MapReduce Goes Commercial, Integrated With SQL
CurtMonash writes "MapReduce sits at the heart of Google's data processing — and Yahoo's, Facebook's and LinkedIn's as well. But it's been highly controversial, due to an apparent conflict with standard data warehousing common sense. Now two data warehouse DBMS vendors, Greenplum and Aster Data, have announced the integration of MapReduce into their SQL database managers. I think MapReduce could give a major boost to high-end analytics, specifically to applications in three areas: 1) Text tokenization, indexing, and search; 2) Creation of other kinds of data structures (e.g., graphs); and 3) Data mining and machine learning. (Data transformation may belong on that list as well.) All these areas could yield better results if there were better performance, and MapReduce offers the possibility of major processing speed-ups."
and can I run Linux on it? Or it on Linux? Is it available for my iPhone?
Not like MySQL cared about data integrity in the past. . . whay start now?!
Gaaah! Data corruption!
Your post must have been stored in MySQL...

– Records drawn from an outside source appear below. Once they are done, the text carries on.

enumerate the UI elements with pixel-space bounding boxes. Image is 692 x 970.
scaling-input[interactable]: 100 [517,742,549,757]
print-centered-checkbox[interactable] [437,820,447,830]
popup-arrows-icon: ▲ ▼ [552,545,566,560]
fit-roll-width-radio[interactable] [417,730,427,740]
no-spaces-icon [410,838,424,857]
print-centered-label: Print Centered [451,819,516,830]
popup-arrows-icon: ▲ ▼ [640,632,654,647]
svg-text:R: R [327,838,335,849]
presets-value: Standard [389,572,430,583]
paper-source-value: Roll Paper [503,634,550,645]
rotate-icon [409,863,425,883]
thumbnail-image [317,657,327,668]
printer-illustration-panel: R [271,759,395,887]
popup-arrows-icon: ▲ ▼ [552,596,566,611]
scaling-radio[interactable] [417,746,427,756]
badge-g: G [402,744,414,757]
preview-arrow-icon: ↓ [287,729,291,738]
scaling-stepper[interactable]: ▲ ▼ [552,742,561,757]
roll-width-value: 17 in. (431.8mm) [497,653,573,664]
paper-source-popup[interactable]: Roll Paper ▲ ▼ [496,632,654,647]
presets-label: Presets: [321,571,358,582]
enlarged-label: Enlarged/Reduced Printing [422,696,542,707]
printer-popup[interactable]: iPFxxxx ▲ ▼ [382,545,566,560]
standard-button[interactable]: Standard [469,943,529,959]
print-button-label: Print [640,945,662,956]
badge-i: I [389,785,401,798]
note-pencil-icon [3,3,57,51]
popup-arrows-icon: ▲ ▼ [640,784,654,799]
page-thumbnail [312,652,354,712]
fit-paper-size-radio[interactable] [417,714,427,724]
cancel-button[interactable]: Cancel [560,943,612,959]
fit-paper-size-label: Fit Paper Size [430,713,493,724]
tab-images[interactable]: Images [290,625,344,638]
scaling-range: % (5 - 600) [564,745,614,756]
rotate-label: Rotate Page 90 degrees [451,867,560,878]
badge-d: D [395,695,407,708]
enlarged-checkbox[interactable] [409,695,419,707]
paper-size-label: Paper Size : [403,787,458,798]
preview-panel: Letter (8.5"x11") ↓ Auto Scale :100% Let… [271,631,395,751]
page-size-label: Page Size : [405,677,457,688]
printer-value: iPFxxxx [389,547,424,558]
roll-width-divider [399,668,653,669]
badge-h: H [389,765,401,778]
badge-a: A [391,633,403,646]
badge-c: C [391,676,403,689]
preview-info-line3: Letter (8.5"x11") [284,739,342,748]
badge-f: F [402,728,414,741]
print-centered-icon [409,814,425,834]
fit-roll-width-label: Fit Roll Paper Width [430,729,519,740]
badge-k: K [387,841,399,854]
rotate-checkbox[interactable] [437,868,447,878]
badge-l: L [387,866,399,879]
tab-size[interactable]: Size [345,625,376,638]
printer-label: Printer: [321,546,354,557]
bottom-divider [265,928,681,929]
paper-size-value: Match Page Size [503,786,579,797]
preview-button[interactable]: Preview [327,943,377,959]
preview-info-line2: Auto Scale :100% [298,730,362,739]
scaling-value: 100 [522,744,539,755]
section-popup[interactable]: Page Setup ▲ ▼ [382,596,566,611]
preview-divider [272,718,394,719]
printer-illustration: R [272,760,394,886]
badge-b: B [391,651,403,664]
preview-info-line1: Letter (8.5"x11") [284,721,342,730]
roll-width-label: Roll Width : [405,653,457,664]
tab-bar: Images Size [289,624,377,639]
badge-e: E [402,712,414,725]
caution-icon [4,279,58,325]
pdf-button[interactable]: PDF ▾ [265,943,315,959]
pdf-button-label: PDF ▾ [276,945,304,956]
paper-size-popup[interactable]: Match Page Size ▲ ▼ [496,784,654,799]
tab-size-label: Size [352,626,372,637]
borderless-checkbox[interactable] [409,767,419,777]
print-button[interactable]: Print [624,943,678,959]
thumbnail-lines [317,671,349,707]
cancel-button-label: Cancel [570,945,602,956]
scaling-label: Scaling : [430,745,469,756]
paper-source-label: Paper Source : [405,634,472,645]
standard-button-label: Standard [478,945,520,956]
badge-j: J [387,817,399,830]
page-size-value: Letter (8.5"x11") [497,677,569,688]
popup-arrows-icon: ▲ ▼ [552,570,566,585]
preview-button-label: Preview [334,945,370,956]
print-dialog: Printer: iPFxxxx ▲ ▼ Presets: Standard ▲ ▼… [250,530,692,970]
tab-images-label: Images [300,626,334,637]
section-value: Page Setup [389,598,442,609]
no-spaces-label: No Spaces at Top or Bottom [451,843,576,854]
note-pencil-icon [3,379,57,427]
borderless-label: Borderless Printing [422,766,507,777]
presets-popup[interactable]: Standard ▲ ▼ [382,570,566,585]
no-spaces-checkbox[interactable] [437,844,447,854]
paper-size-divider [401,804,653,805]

The correct project name is Hadoop. It was factored out of Nutch 2.5 years ago. And Yahoo has been putting a lot of effort to make it scale up. We run 15,000 nodes with Hadoop in clusters of up to 2,000 nodes each and soon that will be 3,000 nodes. I used 900 nodes to win Jim Gray's terabyte sort benchmark by sorting 1 TB of data (100 billion 100 byte records) in 3.5 minutes. It is also used to generate Yahoo's Web Map, which has 1 trillion edges in it.
http://research.google.com/archive/sawzall.html
Sawzall is essentially designed around the mapreduce framework. It's impossible to *not* write a mapreduction in Sawzall. The way it works:
Your program is written to process a single record. The magic part happens when you output: you have to output to special tables. Each of these table types has a different way that it combines data emitted to it.
So, during the map phase, your program is run in parallel on each input record. During the reduce phase, the reduction happens according to the way the output tables do whatever operation was specified.
There was some work to be done having enough different output tables to do everything that was useful, especially since you might want to take the output and plug it in as the input to another phase of mapreduction.
One of the biggest reasons this was a major innovation for Google was that it let some of the people who weren't really programmers still come up with useful programs, because the Sawzall language was pretty simple (especially when combined with some of the library functions that had been implemented to do common sorts of computations.) There were also some interesting ways in which the security model was implemented, but as far as I know they haven't been published yet.
There certainly are plenty of other technical things that can be done to improve a system like MapReduce (and I know that many of them were in various forms of experimentation when I left the company) but at least some of them are highly dependent on Google's infrastructure, and not really relevant to a general discussion. (I suspect that the papers linked above might have some hints, but it has been a while since I looked at them.)